We’ve got a kind of producer/consumer workflow happening, involving three processes.
The main process inserts a whole bunch of records into the progress
table in a single atomic bulk insert. (This ensures that our entire roster of work gets set up at once without interruption.) Each progress
row has a status of pending
.
The Creator
process is a GenServer that (basically) does the following on an interval:
def create_stuff(opts) do
# Grab `batch_size` waiting entries
batch = from(p in Progress, where: p.status == "pending", limit: opts[:batch_size], lock: "FOR UPDATE NOWAIT") |> Repo.all()
# Set their status to "processing"
batch |> Repo.update_all(set: [status: "processing", updated_at: now])
# Process them and mark them completed all in a transaction
batch
|> Enum.each(fn entry ->
Repo.transaction(fn ->
Logger.info("Creating #{entry.name}")
do_something_with(entry)
Progress.changeset(entry, %{status: "complete"}
end)
end)
end
The Redriver
process is a GenServer that sweeps the progress
table and resets any entry that’s been processing
longer than @timeout
seconds (and is therefore assumed to be part of a stuck batch).
timeout = DateTime.utc_now() |> DateTime.add(-@timeout, :second)
from(p in Progress, where: p.status == "processing" and p.updated_at <= ^timeout)
|> Repo.update_all(set: [status: "pending", updated_at: DateTime.utc_now()])
The idea is that no two Creator
processes should ever select the same set of progress
rows to work on, but of course there’s that tiny window between batch =
and update_all
where another process could grab the same rows.

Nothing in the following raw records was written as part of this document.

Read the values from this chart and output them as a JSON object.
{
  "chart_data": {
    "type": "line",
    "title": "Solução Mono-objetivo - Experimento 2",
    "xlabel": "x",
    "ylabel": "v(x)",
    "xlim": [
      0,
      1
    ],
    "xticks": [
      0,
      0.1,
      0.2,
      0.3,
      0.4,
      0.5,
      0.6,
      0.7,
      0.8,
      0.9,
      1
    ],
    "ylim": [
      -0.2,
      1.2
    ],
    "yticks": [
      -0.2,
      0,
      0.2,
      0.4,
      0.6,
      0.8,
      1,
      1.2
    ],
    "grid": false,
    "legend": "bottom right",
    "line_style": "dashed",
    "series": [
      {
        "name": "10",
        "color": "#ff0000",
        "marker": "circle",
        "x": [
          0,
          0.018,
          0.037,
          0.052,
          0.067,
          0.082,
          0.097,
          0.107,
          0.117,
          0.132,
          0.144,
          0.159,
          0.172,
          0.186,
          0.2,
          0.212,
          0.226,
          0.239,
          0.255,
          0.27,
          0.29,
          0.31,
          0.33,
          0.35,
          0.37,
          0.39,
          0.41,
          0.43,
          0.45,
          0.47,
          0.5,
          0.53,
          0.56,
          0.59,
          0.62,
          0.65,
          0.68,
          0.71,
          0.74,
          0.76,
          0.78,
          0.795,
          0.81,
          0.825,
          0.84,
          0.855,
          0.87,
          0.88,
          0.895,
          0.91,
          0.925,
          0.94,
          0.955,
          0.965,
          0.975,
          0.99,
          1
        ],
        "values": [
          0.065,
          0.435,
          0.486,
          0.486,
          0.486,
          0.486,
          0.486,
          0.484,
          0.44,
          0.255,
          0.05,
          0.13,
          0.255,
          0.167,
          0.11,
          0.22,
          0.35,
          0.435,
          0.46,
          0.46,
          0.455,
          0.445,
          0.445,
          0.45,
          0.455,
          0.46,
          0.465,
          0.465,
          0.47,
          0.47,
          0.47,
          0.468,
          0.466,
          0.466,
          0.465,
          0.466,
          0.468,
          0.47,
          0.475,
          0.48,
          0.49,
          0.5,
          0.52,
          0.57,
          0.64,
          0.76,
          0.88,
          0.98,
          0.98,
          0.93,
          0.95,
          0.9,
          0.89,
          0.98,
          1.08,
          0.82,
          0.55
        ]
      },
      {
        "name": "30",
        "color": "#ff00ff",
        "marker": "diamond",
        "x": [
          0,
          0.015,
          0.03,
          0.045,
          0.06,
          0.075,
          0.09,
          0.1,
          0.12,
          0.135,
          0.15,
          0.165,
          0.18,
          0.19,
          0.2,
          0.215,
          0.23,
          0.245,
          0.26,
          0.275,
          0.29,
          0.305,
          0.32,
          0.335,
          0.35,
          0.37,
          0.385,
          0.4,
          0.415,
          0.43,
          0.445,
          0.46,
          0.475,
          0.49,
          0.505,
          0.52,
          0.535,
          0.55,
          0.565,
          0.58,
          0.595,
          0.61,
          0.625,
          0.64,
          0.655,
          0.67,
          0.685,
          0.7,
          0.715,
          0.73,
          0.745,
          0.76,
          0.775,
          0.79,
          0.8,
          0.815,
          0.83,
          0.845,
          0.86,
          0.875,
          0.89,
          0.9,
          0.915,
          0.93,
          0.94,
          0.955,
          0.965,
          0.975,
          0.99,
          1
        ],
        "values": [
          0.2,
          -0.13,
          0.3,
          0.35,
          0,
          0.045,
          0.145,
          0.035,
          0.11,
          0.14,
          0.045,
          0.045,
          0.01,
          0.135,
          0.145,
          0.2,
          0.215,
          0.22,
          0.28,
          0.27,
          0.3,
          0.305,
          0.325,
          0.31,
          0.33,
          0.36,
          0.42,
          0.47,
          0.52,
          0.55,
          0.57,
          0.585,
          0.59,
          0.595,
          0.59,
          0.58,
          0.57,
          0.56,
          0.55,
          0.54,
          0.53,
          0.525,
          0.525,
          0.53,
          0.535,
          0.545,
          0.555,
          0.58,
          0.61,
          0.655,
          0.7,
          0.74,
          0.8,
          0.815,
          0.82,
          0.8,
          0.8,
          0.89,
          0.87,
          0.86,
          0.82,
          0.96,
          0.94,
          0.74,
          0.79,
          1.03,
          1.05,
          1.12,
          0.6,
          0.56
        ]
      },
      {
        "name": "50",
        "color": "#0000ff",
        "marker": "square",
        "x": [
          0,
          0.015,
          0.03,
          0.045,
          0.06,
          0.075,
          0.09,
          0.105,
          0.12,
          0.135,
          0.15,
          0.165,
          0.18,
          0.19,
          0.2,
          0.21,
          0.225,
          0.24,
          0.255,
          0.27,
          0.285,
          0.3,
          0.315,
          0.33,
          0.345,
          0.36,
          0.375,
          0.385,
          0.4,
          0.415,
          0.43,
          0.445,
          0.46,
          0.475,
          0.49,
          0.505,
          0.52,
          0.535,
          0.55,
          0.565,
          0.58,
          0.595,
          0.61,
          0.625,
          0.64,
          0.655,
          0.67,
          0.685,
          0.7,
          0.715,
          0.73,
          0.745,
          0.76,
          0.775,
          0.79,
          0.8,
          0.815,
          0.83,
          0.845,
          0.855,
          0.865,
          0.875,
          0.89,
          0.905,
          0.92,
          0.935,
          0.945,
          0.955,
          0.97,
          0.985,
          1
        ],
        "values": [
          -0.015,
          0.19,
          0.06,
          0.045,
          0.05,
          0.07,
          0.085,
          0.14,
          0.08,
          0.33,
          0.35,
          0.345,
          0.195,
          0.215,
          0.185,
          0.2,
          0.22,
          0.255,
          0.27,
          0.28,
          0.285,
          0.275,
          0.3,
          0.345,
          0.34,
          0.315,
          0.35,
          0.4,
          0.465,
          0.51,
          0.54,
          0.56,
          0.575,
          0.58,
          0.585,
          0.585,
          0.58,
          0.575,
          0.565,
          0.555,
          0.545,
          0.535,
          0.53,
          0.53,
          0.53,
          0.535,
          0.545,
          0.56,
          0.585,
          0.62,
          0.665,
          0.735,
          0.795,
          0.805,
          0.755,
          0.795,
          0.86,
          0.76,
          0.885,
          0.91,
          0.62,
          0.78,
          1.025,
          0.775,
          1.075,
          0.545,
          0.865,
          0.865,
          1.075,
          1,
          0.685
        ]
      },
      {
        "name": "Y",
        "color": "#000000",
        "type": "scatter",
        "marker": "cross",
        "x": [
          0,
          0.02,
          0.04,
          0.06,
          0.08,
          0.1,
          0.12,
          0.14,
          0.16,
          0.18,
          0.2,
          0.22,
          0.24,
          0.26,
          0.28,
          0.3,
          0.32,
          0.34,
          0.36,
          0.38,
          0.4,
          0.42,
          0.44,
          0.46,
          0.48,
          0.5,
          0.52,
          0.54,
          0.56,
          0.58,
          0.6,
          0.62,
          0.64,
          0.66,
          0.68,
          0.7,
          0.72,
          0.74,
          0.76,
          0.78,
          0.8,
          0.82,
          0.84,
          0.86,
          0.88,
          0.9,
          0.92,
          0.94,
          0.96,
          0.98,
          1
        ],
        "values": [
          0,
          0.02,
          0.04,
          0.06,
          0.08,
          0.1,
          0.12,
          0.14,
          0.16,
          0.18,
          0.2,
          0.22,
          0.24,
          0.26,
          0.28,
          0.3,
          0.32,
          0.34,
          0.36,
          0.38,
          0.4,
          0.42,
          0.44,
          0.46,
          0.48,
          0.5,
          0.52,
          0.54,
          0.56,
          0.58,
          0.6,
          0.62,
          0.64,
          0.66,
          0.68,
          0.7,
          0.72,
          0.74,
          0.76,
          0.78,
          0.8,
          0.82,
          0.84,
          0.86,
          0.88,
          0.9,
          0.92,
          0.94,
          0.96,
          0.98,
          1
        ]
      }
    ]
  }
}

Hence the lock.
This seems to be working in practice, in that we’ve observed that work gets duplicated without the lock and doesn’t seem to with the lock. But we’ve had trouble devising a test for it.
The latest attempt is:
test "concurrency" do
Sandbox.mode(Repo, {:shared, self()})
1..5
|> Enum.each(fn index ->
Progress.changeset(%Progress{}, %{name: "TEST_ENTRY_#{index}"}) |> Repo.insert()
)
log =
capture_log(fn ->
Enum.each(1..5, fn _ ->
spawn(fn -> Creator.create_stuff(batch_size: 2) end)
end)
:timer.sleep(1000)
assert from(p in Progress, where: p.status == "complete") |> Repo.aggregate(:count) == 5
assert assert Regex.scan(~r/Creating TEST_ENTRY_1/, log) |> length() == 1
end
The above test fails, because "Creating TEST_ENTRY_1"
appears in the log 5 times – once for each spawned call to Creator.create_stuff/1
.
Now that I’ve got all of that out of the way, here are my questions:
- Is this the right way to use
FOR UPDATE NOWAIT
locking? - Is is possible that it’s working in reality but the Ecto Sandbox is getting in the way testing it properly?
- Is there a better way to accomplish what we’re trying to do here?